Travel: The sacred and the sublime 

The wineries and monasteries of the Montserrat region are some of Catalonia’s greatest treasures


On of the most impressive wineries in the world is about an hour's drive from Barcelona. Here the Torres family operates 15 distinct vineyards - some are celebrated "single" vineyards of a particular grape - on 1,300 hectares, extending from the Penedes Mountains, down through a series of stepped plateaus, to the Mediterranean coast.

The Torres family has been producing wine here since 1800; the current baron is Miguel Torres. Torres runs a kind of empire, exporting wine and some spirits to 120 countries. As well as this vast spread in Spanish Catalonia, the family owns thousands of wine-producing hectares in Chile and California.

At B.C. liquor stores you can pay between $14.50 and $65 for Torres wines, the latter being a cabernet sauvignon from its Catalonian Mas La Plana vineyard. In 1970, Torres shook up the wine world when one of these Mas La Plana cab-sauvs beat out all its competitors at a kind of wine Olympiad in France. Since then it's been, well, nothing but up. At the same time, Torres has enhanced its reputation by pioneering conservation and environmental issues in Spain and abroad, even at the loss of major grape yields.

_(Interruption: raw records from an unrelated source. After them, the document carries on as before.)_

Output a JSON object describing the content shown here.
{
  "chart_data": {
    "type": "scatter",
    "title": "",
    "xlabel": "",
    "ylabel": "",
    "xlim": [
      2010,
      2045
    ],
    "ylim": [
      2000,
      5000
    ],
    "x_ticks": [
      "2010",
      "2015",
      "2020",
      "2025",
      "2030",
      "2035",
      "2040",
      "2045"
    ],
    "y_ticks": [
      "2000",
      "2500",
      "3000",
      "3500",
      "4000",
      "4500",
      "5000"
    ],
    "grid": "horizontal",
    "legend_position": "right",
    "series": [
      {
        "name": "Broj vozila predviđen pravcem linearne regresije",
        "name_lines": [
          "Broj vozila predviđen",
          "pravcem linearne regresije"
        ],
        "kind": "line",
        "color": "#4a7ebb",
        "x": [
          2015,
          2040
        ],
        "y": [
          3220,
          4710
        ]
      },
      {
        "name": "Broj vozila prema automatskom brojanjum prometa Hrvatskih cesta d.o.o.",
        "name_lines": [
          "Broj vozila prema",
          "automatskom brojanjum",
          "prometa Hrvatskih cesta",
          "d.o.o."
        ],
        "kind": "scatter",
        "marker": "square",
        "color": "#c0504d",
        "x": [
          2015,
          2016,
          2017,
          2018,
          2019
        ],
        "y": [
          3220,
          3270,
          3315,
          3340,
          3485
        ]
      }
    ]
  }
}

At Torres, a mini-train ride takes visitors through lower-level vineyards and a tunnel that, with a multi-media presentation, replicates the year-round life of the estate. Our winery host, Lluis Canellas (despite his name, he's French: "In Spain they tell me it's my one flaw," he laughed), took us through tastings that included a gewürztraminer, chardonnay, cabernet sauvignon, merlot and others. Near the end of our visit (by now the conversation was pretty spirited), Canellas disappeared, eventually returning with a particularly superior vintage of the Mas La Plana. I haven't forgotten it.

From the higher reaches of the Torres estate, you can see a series of rounded sandstone spires standing alone on the plain. This is Montserrat (meaning "serrated mountain"), an important symbol and place of pilgrimage for Catalonian Spaniards.

It's an hour drive northwest from Torres to Montserrat. Up close the mountains look otherworldly, like bulbous pillars. For that reason, and the presence of crevices and caves, these mountains attracted hermits. An image of Mary is said to have been found in a cave in 880 AD. A Benedictine monastery began to take shape a century later.

Today Montserrat remains a functioning monastery with a world-famous boys' choir. It's also an impressive architectural site, reached by a funicular railway. As well, it's the base for trails and climbs to remote caves and chapels.

On the monastery level, 750 metres above sea level, with spectacular views over the plain, stands a large complex, including hotel and restaurants. An exceptional gallery features works of Impressionists and Expressionists including Picasso and Dali, but as importantly, paintings by significant but less widely known Catalan modernists - artists with names like Rusinol, Casas, Nonell and Mir.